The paper analyzes the breakdown of semiclassical methods for massless or very light scalar fields in de Sitter space due to infrared fluctuations. It develops a power-counting framework for IR contributions to in-in correlators in a $\lambda\phi^4$ theory and draws an analogy to finite-temperature field theory, identifying per-loop IR enhancements that threaten perturbative control.
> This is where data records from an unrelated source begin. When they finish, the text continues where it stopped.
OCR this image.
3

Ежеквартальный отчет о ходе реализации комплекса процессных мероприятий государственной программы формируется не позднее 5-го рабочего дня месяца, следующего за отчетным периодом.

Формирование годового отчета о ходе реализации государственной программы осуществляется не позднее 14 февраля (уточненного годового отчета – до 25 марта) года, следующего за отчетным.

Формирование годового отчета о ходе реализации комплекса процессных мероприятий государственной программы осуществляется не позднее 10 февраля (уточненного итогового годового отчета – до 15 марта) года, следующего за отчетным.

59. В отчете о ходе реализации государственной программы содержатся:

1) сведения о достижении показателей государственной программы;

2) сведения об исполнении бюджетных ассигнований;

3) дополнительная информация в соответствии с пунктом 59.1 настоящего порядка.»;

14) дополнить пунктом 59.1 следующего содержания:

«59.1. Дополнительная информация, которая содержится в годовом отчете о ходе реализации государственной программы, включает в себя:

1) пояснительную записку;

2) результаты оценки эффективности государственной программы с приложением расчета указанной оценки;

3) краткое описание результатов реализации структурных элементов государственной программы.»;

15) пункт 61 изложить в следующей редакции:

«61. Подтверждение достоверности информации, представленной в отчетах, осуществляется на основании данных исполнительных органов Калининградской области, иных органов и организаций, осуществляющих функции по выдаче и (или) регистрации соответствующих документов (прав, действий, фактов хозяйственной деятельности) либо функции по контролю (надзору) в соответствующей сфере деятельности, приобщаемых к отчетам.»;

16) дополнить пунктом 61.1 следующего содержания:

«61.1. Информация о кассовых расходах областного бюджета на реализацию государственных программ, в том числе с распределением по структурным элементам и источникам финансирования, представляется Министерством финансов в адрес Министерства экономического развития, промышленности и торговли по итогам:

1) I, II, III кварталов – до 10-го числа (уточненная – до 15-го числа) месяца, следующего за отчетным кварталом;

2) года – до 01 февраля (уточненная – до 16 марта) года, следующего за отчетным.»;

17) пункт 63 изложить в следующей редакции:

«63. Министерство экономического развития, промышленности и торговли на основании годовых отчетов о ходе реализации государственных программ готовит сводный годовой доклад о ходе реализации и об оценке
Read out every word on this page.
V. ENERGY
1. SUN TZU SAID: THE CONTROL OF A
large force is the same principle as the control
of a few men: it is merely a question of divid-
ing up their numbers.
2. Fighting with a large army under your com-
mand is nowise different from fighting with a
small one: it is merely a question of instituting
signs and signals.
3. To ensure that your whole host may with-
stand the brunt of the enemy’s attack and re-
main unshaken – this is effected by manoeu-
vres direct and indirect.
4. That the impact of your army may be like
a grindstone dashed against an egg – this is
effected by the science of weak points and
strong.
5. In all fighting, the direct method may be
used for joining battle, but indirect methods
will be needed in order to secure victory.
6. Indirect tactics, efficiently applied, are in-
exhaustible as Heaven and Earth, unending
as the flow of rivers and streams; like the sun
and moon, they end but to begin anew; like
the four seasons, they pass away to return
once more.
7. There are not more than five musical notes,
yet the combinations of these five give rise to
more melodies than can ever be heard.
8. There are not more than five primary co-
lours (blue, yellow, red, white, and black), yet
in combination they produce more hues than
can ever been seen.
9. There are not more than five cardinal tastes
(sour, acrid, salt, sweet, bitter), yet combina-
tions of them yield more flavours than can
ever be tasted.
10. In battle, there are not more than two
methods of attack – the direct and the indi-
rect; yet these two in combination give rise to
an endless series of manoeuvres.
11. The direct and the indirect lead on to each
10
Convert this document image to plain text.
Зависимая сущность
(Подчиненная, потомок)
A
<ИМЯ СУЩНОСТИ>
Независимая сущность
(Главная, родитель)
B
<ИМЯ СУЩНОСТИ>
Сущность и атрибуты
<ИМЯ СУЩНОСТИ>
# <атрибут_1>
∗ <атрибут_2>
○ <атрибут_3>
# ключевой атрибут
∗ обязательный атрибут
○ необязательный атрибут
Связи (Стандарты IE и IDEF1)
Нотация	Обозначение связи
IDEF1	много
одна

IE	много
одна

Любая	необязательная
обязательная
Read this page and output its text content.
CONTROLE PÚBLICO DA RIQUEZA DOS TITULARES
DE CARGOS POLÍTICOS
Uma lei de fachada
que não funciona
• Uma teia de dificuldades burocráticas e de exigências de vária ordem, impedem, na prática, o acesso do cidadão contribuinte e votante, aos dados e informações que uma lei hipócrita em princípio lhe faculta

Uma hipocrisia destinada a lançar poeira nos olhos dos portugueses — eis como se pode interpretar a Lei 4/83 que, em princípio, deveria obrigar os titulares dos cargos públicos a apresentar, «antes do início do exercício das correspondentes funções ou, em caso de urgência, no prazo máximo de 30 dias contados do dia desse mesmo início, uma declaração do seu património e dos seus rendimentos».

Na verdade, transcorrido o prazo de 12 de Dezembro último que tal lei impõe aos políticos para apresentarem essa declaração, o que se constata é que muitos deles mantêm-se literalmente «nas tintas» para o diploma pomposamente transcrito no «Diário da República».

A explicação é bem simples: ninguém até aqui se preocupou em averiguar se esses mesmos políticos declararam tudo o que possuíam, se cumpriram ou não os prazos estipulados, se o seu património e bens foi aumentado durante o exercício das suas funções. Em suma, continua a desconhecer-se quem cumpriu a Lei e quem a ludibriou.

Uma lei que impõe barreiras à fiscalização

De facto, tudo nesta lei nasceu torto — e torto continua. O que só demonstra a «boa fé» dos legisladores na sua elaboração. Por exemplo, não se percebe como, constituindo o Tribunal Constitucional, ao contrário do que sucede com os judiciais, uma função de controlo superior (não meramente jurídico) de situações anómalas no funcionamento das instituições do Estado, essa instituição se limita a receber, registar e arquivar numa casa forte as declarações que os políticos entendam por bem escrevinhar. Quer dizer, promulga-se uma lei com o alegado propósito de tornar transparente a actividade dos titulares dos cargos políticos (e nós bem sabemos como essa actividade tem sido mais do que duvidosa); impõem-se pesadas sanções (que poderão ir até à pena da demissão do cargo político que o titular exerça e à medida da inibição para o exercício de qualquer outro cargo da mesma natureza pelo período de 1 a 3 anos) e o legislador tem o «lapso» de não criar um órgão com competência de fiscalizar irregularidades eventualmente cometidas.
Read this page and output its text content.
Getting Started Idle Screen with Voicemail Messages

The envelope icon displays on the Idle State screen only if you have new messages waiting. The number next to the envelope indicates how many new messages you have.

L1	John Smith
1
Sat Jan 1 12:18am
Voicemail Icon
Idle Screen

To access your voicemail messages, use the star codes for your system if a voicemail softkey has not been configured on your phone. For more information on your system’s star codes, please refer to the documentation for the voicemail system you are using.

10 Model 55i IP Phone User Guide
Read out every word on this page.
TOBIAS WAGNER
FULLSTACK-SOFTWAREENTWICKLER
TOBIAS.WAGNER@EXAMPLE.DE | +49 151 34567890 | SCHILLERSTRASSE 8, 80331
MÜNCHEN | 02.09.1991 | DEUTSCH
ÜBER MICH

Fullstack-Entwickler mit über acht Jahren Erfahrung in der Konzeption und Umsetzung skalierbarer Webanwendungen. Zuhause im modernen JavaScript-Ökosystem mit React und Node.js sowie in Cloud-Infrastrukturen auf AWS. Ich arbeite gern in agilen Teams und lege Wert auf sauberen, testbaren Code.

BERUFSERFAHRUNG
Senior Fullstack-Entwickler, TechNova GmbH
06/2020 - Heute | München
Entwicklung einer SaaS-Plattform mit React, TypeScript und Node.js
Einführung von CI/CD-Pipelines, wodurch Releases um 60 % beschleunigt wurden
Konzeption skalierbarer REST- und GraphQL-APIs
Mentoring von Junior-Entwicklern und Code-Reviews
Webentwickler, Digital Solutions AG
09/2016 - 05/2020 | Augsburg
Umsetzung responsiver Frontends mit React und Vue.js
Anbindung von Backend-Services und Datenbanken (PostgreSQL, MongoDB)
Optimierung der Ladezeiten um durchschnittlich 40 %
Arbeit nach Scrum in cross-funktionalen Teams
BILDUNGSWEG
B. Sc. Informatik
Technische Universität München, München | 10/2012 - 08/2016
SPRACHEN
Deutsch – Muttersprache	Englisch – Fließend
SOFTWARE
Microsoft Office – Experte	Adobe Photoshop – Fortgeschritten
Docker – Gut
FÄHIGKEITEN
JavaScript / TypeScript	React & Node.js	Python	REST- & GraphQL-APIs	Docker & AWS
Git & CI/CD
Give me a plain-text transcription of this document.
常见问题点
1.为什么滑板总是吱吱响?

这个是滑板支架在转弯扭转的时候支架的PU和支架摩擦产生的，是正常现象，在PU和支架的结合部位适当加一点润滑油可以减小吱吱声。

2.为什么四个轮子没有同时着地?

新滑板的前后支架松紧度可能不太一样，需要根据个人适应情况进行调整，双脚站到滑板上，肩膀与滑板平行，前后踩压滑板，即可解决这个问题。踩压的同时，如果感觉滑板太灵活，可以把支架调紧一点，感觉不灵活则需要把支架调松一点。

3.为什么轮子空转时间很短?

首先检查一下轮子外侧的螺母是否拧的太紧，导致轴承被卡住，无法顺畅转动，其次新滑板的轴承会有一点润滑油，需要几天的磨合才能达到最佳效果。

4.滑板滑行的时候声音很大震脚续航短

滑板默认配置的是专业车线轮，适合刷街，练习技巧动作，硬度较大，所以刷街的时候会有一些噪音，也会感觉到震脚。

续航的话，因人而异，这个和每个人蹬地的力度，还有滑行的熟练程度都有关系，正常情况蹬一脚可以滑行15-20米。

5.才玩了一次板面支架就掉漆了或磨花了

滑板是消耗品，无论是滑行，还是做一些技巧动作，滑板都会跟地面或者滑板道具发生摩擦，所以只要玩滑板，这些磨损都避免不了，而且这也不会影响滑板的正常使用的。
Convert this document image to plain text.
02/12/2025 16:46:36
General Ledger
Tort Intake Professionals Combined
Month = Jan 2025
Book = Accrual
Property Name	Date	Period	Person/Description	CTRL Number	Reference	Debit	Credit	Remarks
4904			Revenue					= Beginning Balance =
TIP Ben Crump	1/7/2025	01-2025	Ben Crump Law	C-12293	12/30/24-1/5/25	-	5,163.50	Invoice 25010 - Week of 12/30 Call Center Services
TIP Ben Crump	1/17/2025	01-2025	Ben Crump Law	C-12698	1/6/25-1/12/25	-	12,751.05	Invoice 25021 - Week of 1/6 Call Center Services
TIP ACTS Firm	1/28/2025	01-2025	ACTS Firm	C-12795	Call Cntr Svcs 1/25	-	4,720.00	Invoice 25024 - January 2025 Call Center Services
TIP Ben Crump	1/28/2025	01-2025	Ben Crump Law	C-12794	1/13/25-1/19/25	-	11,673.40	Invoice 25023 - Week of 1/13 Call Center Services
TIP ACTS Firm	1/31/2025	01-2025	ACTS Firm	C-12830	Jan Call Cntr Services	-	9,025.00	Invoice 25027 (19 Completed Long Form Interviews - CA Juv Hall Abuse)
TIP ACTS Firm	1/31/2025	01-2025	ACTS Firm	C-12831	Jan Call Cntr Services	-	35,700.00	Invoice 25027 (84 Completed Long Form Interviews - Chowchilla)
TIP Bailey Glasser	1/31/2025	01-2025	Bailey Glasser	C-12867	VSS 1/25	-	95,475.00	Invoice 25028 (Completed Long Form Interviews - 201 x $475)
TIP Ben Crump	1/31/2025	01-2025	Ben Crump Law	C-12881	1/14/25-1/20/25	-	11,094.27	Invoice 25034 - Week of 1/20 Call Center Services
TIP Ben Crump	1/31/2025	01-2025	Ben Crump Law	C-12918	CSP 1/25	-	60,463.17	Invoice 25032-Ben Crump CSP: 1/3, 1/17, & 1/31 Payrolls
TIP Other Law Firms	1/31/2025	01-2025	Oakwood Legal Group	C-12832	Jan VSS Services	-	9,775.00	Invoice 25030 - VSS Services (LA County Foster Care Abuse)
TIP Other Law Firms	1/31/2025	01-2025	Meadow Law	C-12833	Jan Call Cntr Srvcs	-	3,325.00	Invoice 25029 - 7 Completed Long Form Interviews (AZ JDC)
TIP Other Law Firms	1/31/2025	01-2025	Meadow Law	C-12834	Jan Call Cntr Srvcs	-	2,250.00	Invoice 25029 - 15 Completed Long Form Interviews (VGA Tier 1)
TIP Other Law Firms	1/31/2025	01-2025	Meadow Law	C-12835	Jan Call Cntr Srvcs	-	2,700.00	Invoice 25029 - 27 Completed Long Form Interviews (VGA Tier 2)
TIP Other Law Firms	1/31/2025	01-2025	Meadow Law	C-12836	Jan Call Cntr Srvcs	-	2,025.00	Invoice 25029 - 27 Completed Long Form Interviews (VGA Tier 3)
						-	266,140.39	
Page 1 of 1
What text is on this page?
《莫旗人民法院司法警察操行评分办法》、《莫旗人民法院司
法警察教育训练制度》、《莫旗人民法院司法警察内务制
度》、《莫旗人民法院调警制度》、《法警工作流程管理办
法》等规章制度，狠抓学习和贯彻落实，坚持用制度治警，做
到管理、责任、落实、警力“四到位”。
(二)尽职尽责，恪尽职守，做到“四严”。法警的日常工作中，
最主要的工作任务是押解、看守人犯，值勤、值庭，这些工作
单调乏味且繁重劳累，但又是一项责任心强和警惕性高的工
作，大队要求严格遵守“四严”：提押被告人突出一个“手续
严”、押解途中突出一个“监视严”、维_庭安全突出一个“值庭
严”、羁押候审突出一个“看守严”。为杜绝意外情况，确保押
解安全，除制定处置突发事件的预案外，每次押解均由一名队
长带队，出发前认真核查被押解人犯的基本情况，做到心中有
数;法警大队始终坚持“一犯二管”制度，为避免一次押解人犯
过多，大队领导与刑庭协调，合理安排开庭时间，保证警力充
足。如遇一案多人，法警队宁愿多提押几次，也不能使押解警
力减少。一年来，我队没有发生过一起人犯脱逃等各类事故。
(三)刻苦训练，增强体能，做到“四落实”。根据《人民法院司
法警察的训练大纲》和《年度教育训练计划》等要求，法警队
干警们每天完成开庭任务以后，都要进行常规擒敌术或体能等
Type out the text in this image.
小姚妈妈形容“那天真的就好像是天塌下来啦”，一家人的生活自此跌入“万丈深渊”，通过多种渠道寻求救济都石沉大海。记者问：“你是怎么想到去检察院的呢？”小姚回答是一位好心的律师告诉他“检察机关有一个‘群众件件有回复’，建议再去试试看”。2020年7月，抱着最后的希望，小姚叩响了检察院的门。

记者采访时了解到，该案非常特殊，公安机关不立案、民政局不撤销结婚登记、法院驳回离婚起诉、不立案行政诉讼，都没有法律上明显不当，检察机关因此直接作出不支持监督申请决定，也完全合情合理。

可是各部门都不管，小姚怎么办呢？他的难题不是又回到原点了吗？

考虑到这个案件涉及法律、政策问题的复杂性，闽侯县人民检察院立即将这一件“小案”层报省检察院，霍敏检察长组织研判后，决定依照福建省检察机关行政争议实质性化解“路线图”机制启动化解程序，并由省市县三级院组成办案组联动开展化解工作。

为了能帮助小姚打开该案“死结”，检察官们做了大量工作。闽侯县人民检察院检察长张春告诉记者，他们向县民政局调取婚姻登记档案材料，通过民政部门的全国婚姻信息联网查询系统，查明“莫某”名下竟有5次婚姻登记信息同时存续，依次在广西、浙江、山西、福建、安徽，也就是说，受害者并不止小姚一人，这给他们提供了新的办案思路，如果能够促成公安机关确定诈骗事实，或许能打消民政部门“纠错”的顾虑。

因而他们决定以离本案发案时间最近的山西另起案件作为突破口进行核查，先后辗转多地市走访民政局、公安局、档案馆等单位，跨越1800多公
A key result is that loop corrections become unsuppressed when $m^2$ approaches $\sqrt{\lambda}\,(H/(2\pi))^2$, with resummations that introduce a thermal-like mass offering partial relief but not a complete cure in general; the breakdown is encoded in IR-divergent or mass-enhanced terms that scale as $\left(\dfrac{\lambda H^4}{4\pi^2 m_0^4}\right)^L$. The findings have potential implications for inflationary cosmology, suggesting that mean-field-based calculations in the IR may be unreliable and motivating nonperturbative approaches, while noting that pure gravity and some Goldstone sectors may evade the same breakdown under certain conditions.

Abstract

Massless interacting scalar fields in de Sitter space have long been known to experience large fluctuations over length scales larger than Hubble distances. A similar situation arises in condensed matter physics in the vicinity of a critical point, and in this better-understood situation these large fluctuations indicate the failure in this regime of mean-field methods. We argue that for non-Goldstone scalars in de Sitter space, these fluctuations can also be interpreted as signaling the complete breakdown of the semi-classical methods widely used throughout cosmology. By power-counting the infrared properties of Feynman graphs in de Sitter space we find that for a massive scalar interacting through a λφ^4$ interaction, control over the loop approximation is lost for masses smaller than m \simeq \sqrt λH/2π, where H is the Hubble scale. We briefly discuss some potential implications for inflationary cosmology.